Edit: To elaborate, the actual code to do this properly would have to allocate some memory when the file was opened, this memory would hold the reply once a question was written. Then when the answer was read it would have to respond with that in there. Finally when the file is closed it would have to deallocate.
This code is quite far from accurate, the issue I have with the concept that even if this bot was 99% accurate, C is not a "try it and see" language. If you apply "try it and see" techniques to C you just get subtle undefined behaviour which you might not notice until someone uses it to remotely execute code on your machine. Really I am not so sure that even humans can be trusted to write C but at the very least I am well aware of all the instances where C is a minefield and can pay extra attention to those, if you simply look at the plethora of information on C out there to learn C and apply it to kernel development you won't automatically build these intuitions no matter how much code you read because an enormous amount of C out there is hideously wrong in many ways.
Final edit: Once you start looking at the details, it has managed to implement a bunch of buffer overflows to boot.
> Fortunately, a human will know to fix that broken 4-space indentation and that brace placement before inclusion in the Linux kernel repository.
What's your point, that ChatGPT wouldn't know how to do that, especially if the kernel maintainers gave it such feedback?
I thought it was clear that it can in fact do that (sometimes by asking clarifying questions, like a human would).
I think some of the major things missing in ChatGPT is the ability to interact with a computer directly (including the compiler and checkpatch.pl, and using files for information storage instead of a limited N-token context), as well as interacting with humans by itself (e.g. via email).
And sure, it would still have very limited capabilities in many ways, don't get me wrong, as I don't think it could replace a programmer at this point.
> The hard part is translating the business requirements into something that a computer could understand
No, that's actually the easy part.
The hard part is to translate the requirements into something that a computer can understand and a human can also easily understand at the same time. Because otherwise, it's a one-off program that can't really be changed afterwards anymore.

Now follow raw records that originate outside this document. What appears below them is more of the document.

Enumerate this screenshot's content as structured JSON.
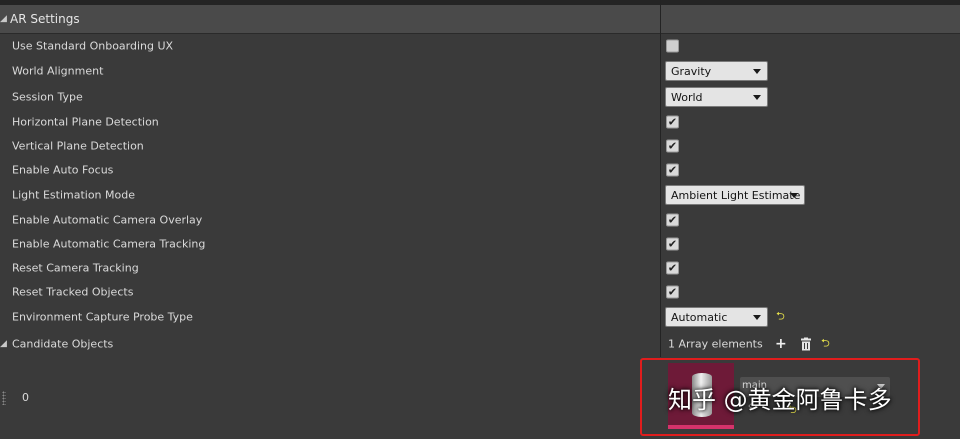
{
  "section": {
    "title": "AR Settings"
  },
  "rows": [
    {
      "label": "Use Standard Onboarding UX",
      "control": "checkbox",
      "checked": false
    },
    {
      "label": "World Alignment",
      "control": "dropdown",
      "value": "Gravity"
    },
    {
      "label": "Session Type",
      "control": "dropdown",
      "value": "World"
    },
    {
      "label": "Horizontal Plane Detection",
      "control": "checkbox",
      "checked": true
    },
    {
      "label": "Vertical Plane Detection",
      "control": "checkbox",
      "checked": true
    },
    {
      "label": "Enable Auto Focus",
      "control": "checkbox",
      "checked": true
    },
    {
      "label": "Light Estimation Mode",
      "control": "dropdown",
      "value": "Ambient Light Estimate"
    },
    {
      "label": "Enable Automatic Camera Overlay",
      "control": "checkbox",
      "checked": true
    },
    {
      "label": "Enable Automatic Camera Tracking",
      "control": "checkbox",
      "checked": true
    },
    {
      "label": "Reset Camera Tracking",
      "control": "checkbox",
      "checked": true
    },
    {
      "label": "Reset Tracked Objects",
      "control": "checkbox",
      "checked": true
    },
    {
      "label": "Environment Capture Probe Type",
      "control": "dropdown",
      "value": "Automatic"
    }
  ],
  "candidate": {
    "label": "Candidate Objects",
    "array_info": "1 Array elements",
    "entry_index": "0",
    "asset_name": "main"
  },
  "watermark": "知乎 @黄金阿鲁卡多",
  "icons": {
    "check": "checkmark-icon",
    "reset": "reset-to-default-icon",
    "add": "plus-icon",
    "delete": "trash-icon"
  },
  "colors": {
    "highlight": "#e01d1d",
    "reset_arrow": "#e8e24a",
    "thumbnail_bg": "#6e1a38"
  }
}
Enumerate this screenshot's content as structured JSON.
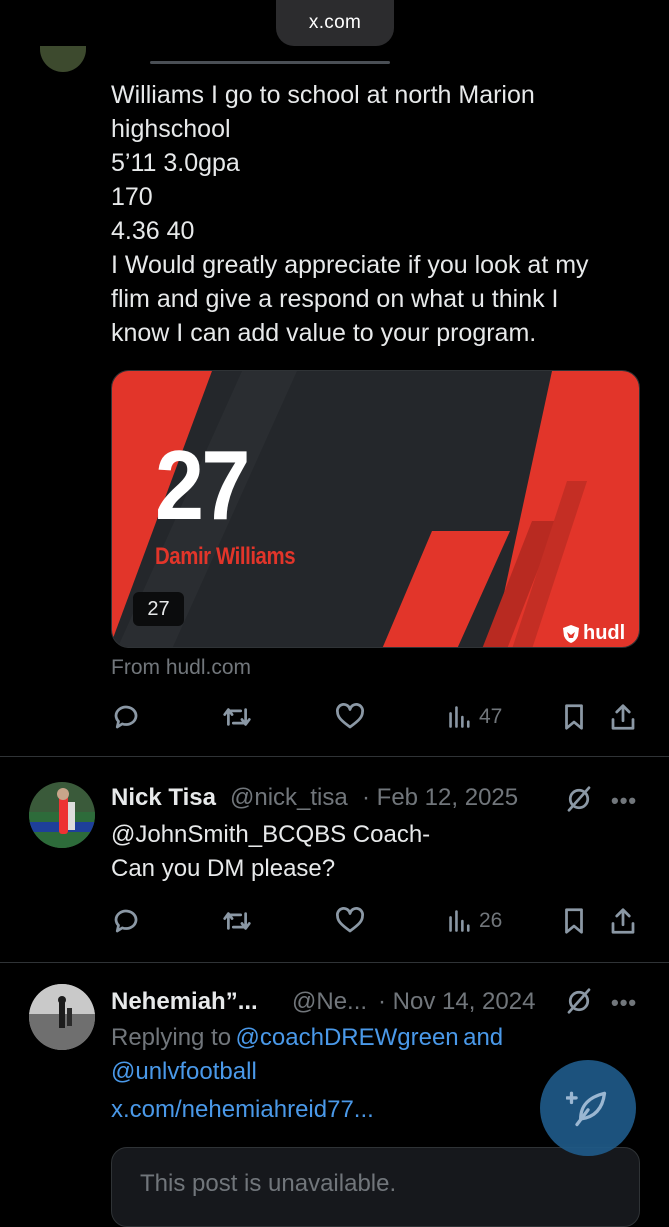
{
  "browser": {
    "url": "x.com"
  },
  "post1": {
    "text": "Williams I go to school at north Marion\nhighschool\n5’11  3.0gpa\n170\n4.36 40\nI Would greatly appreciate if you look at my\nflim and give a respond on what u think I\nknow I can add value to your program.",
    "card": {
      "number": "27",
      "player_name": "Damir Williams",
      "badge": "27",
      "brand": "hudl",
      "source": "From hudl.com"
    },
    "views": "47"
  },
  "post2": {
    "name": "Nick Tisa",
    "handle": "@nick_tisa",
    "date": "· Feb 12, 2025",
    "text": "@JohnSmith_BCQBS Coach-\nCan you DM please?",
    "views": "26"
  },
  "post3": {
    "name": "Nehemiah”...",
    "handle": "@Ne...",
    "date": "· Nov 14, 2024",
    "reply_prefix": "Replying to",
    "reply_user1": "@coachDREWgreen",
    "reply_and": "and",
    "reply_user2": "@unlvfootball",
    "link": "x.com/nehemiahreid77...",
    "unavailable": "This post is unavailable."
  },
  "more": "•••",
  "colors": {
    "accent": "#1d9bf0",
    "brand_red": "#e2352a",
    "background": "#000000"
  }
}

And that is the real challenge that I'm curious about: how good will ChatGPT be in not only helping me with small, trivial, issues, but with the big ones.
"ChatGPT, here's this small 500k line repository. I need to change the business requirements and make it so that when a user fails to login 3 times in a row, a captcha is being shown before they can attempt again."
And if ChatGPT then gives me a 10k line diff that would be terrible. It should really minimize the diff but still keep it understandable. THAT is what I would love to see.
No need to feed it. I had it converting between the C=128's BASIC 7 and C=64's BASIC 2 without any additional context. Did a better job than 14 year old me had done back in the day, too.
What do you think coders do?
Did they learn to code by themselves, without ever looking at any preexisting code, or what?